Related: Death of Elevidys Patient Rattles Duchenne Community

Louise Rodino-Klapac, Ph.D.

Acute liver injury is a known possible side effect of Elevidys and other AAV-mediated gene therapies. Elevidys triggers a T cell, an immediate immune response. This response then causes inflammation, which in severe cases can lead to acute liver injuries, and in very rare cases, acute liver failure. Louise Rodino-Klapac, Ph.D., chief scientific officer and head of research & development at Sarepta, said during the investor call this morning.

She said about 30% of patients who have received Elevidys experienced elevated liver enzymes within the first 90 days of treatment. These patients responded rapidly to an increase in steroids. But acute liver injury was not seen in previously treated patients.

“Ambulatory status is a surrogate for the severity of disease progression, and so we’ve only seen the signal in this non-ambulatory population,” she said. “That is something that we will continue to evaluate when looking at immunosuppression and the non-ambulatory population.”

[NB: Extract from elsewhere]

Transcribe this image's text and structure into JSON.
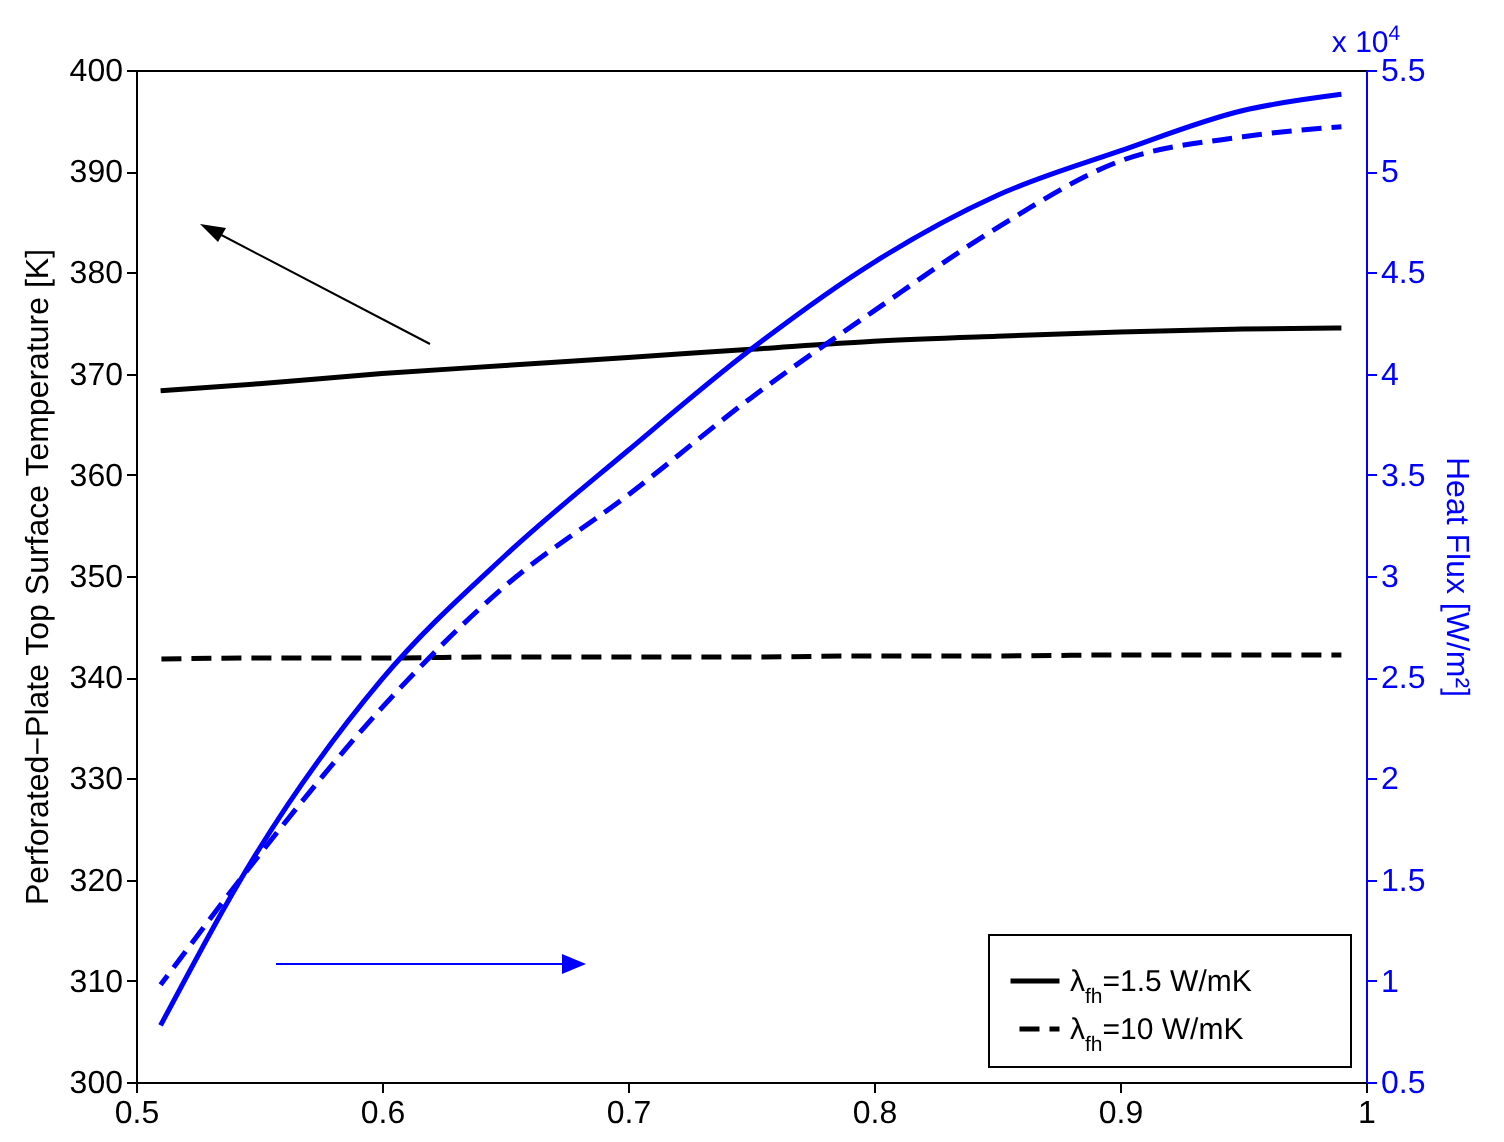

Both deaths were of non-ambulatory patients who were participating in the phase 3 ENVISION trial of Elevidys, which was evaluating the gene therapy in older ambulatory and non-ambulatory individuals living with Duchenne muscular dystrophy. The most recent death was in a 15-year-old patient.

“We are currently evaluating this case in the context of this case alone and then in comparison to the previous case, but we haven’t identified a single risk factor,” Rodino-Klapac said. “We are working expeditiously to identify anything that we could potentially point to as a risk factor.”

Sarepta plans to propose to the FDA both a change to the label and an amendment to the ENVISION trial to add sirolimus to the regimen for non-ambulatory patients.

Preclinical data showed sirolimus significantly reduced liver enzyme elevations in non-human primates, indicating its potential to reduce liver-related safety events, Rodino-Klapac said. The data also show that sirolimus does not negatively impact gene expression in key tissues, supporting its use as a mitigation strategy.

Sarepta officials said during the investor call that this development doesn’t impact trials of separate gene therapies being studied to treat patients with limb-girdle muscular dystrophy. “The disease progression is different and unique in limb-girdle muscular dystrophy as compared with DMD; we have not seen a signal of acute liver failure in this population,” Rodino-Klapac.